The feature of present method:

Present method has designed a kind of new analytical procedure based on the RMI index, is applicable to the analysis of RNA-seq and ChIP-seq two big class high-flux sequence experiments.This method has more elasticity than existing additive method, and higher accuracy is arranged.Be embodied in: 1) analyzing RNA-seq as a result the time, is not that gene is a unit, but is unit with the section.The size of section can define arbitrarily, so present method can detect differential expression and variable shearing simultaneously, and this is the remarkable difference of present method and additive method.2) when analyzing the ChIP-seq sequence, as long as do a little optimization, (such as, it can be the minimized interval of p-value that binding site is defined as), then present method will provide the peak value that is accurate to base, will be more accurate than additive method.This is the difference place of RMI method than other ChIP-seq analytical procedures.

More than be the description of this invention and non-limiting, based on other embodiment of inventive concept, all among protection scope of the present invention.

Claims

1. based on RMI exponential high-flux sequence analyzing novel methods, be characterized in the high-flux sequence result being carried out rapid and accurate analysis based on a new index (RMI:Read Mass Index).The method is characterized in that and have the following steps:

Step 1: obtain transcript high-flux sequence (RNA-seq) or karyomit(e) co-immunoprecipitation high-flux sequence (ChIP-seq) data.

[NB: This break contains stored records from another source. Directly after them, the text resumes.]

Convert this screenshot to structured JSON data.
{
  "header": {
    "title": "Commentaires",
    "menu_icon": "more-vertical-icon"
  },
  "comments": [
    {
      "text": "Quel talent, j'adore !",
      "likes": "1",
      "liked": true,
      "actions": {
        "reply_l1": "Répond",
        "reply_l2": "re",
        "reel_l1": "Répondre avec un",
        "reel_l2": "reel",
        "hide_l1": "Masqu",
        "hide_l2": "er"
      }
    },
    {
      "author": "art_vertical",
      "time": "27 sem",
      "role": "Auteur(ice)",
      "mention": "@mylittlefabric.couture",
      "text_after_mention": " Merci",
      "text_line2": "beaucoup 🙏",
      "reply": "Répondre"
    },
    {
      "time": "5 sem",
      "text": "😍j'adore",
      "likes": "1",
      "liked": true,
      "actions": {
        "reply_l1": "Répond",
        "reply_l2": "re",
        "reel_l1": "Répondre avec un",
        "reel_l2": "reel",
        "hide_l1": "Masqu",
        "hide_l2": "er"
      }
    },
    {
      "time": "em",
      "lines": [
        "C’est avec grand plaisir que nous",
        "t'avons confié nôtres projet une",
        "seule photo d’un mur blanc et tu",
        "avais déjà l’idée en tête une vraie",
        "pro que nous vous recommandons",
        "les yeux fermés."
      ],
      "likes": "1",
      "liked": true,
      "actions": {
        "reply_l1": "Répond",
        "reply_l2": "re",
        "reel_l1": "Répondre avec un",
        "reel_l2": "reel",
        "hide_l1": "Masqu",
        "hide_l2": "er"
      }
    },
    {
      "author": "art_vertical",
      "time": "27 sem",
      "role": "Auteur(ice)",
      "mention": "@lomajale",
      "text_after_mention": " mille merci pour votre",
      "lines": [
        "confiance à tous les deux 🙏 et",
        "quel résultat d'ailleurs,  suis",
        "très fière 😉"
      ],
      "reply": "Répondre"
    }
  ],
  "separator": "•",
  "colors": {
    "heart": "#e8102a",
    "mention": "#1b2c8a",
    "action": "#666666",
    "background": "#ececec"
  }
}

Step 2: according to high-flux sequence information, and proofread and correct based on species gene group sequence information, the experience of estimation RMI distributes.

Step 3: utilize the RMI experience to distribute and sequencing data, identify that differential expression section or difference are in conjunction with the peak.

2.RMI method of calculation be:

RMI＝(Read?Coverage/Mappability)*Adjustment

The number of times that checked order for this site of Read Coverage wherein

Mappability represents the theoretical value that this section is covered by stochastic sequence under null hypothesis.The method of calculation of RMI are as follows:

RMI＝(Read?Coverage/Mappability)*Adjustment

Mappability represents the theoretical value that this section is covered by stochastic sequence under null hypothesis.Calculation Method is the segment that the reference genome is split as n base (the n value reads the length of sequence for different order-checking instruments), is step-length with 1 base, and the section that each is possible in theory all takes out, then with all segments all to the contraposition of protogene group.The contraposition result who so obtains is the theoretical distribution of Mappability.

Adjustment is the correction at this time order-checking.Promptly, think that promptly the confidence level of these sequences is lower than the sequence of perfect contraposition to there being unmatched sequence that certain point penalty is arranged.Through overtesting, present method is made as 50%, 2 unmatched sequence adjustment value of base with 1 unmatched sequence adjustment value of base and is made as 25%.

3. at high-flux sequence instrument Solexa, 454 (GS-FLX) all can use the RMI index to carry out data analysis among SOLiD and the Polonator.